Tevel’s cousin, eighth grader Kaliah Edwards, echoed the same sentiment: that Jenkins was a place where she felt she could embrace her identity as a Black student. Although she’s advancing to high school, she heard from many seventh graders that they were distressed about having to move schools, she said.

“I believe it’s making an impact on the community because Jenkins is a school that mostly everyone in Palatka went to,” Edwards said. “Some people don’t want their kids going to Palatka High School because they’re only in seventh grade and they’ll be there with eighteen-year-olds and nineteen-year-olds.”

Interlachen resident Elizabeth Bacon-Smith also spoke at the Feb. 16 school board meeting in favor of protecting Jenkins, E.H. Miller School and Mellon Elementary School. She was passionate about the decision, having worked as a counselor at what is now the Florida Department of Children and Families and at Communities in Schools, a non-profit organization where she met with an at-risk child each week.

“Clients that I had, stability was the main issue in their home success and in their school success,” she said. “So, adding the instability [by closing schools] is only going to make everything worse.”

Bacon-Smith also supported the successful effort to save Melrose Elementary, pledging money to the fund that would provide portables for the school in order to keep it open while new buildings are constructed.

“I think there’s more disposable income in that community,” she said. “I think there’s more political engagement in that community than in the downtown Palatka schools where people are from all different economic groups and just not as organized.”

As an unincorporated community at the crossroads of four counties, Melrose doesn’t have its own city demographics. However, the median household income in the Melrose Elementary zip code is $47,431, supported by this data. Of course, a significant number of students live outside of the school zone. In 2019, the median household income in Palatka was $18,062, according to these figures.

In the end, the Jenkins community wasn’t as fortunate as those who fought to keep Melrose open.
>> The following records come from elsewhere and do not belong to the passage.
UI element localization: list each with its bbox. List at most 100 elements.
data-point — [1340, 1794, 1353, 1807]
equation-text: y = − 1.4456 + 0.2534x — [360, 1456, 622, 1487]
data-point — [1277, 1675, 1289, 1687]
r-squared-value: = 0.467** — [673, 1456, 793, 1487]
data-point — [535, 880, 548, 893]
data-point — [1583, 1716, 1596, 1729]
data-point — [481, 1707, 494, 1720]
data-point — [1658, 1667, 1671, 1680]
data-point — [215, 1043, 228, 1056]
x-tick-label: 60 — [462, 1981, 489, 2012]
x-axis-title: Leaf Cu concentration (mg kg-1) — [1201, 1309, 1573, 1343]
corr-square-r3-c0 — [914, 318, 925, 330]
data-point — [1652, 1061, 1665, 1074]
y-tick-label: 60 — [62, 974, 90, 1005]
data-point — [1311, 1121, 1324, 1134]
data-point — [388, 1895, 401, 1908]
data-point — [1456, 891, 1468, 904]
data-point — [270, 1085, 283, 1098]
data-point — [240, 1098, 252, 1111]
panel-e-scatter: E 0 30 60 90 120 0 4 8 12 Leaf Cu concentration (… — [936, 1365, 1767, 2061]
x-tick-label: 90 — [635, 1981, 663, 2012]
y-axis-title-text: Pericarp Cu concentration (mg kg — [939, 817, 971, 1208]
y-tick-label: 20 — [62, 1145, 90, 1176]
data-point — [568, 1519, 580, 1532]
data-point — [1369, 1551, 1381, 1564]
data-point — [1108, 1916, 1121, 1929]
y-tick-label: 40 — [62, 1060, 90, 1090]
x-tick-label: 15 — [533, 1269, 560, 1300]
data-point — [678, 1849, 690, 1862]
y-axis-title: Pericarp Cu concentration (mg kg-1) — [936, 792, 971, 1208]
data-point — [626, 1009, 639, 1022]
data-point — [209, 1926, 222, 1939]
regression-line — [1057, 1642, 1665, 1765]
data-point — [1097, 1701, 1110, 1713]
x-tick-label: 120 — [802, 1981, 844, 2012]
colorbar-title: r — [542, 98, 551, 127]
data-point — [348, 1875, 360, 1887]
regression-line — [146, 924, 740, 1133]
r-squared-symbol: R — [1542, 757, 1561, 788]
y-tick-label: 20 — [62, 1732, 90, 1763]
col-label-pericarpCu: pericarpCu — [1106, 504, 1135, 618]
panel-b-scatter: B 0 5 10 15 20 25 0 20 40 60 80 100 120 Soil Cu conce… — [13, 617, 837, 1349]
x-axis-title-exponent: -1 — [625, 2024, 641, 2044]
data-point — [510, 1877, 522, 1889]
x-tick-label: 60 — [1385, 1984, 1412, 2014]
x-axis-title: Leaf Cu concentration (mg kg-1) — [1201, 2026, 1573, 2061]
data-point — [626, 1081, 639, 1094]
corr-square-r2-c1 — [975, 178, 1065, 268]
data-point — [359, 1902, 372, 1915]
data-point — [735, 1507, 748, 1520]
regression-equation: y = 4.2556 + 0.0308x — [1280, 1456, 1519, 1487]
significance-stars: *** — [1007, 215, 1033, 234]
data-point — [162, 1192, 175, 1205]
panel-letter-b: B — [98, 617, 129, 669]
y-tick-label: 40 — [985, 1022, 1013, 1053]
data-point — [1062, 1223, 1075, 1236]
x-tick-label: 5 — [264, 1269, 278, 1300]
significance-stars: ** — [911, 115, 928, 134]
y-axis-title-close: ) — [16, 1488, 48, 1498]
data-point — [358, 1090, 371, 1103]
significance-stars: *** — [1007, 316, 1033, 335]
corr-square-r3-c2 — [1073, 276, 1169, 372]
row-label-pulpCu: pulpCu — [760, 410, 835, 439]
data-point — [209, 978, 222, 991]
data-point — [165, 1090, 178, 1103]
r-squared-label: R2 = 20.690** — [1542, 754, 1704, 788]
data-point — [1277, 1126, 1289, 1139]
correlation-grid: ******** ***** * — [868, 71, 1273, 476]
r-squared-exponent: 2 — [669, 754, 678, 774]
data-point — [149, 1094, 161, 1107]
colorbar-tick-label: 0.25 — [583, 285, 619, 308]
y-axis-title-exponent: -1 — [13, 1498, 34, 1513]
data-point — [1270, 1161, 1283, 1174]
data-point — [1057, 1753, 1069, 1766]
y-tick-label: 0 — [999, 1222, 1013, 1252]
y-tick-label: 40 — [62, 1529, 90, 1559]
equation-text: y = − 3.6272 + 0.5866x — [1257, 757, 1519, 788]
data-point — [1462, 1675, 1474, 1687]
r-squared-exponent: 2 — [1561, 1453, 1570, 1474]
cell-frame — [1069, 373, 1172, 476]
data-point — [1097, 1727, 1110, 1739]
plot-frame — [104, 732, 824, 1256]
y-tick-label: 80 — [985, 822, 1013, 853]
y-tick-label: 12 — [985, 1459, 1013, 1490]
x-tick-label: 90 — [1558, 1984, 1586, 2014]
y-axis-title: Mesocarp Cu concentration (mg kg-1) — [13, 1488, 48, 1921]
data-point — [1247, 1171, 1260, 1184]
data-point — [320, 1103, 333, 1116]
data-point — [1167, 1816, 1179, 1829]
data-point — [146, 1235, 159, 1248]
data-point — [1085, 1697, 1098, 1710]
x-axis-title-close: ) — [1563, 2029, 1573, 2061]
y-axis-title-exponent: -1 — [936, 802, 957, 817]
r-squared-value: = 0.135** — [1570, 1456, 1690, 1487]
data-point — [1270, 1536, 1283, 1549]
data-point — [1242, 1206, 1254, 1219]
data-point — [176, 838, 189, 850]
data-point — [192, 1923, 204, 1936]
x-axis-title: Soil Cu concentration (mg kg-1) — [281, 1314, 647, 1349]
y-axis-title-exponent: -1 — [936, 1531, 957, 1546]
It boiled down to more than fortune, though. The district’s amendment of the new plan favored the K-6/7-12 model, which rendered middle schools unnecessary in the future. While no elementary schools are closing in this first phase of the plan, the district’s current plan indicates that in the coming years Melrose will be the only school to acquire portables to house students while it undergoes construction.

“They care about their children as much as the people in Melrose do – across the board they do,” she said. “But they are not as engaged and empowered as the Melrose people feel.”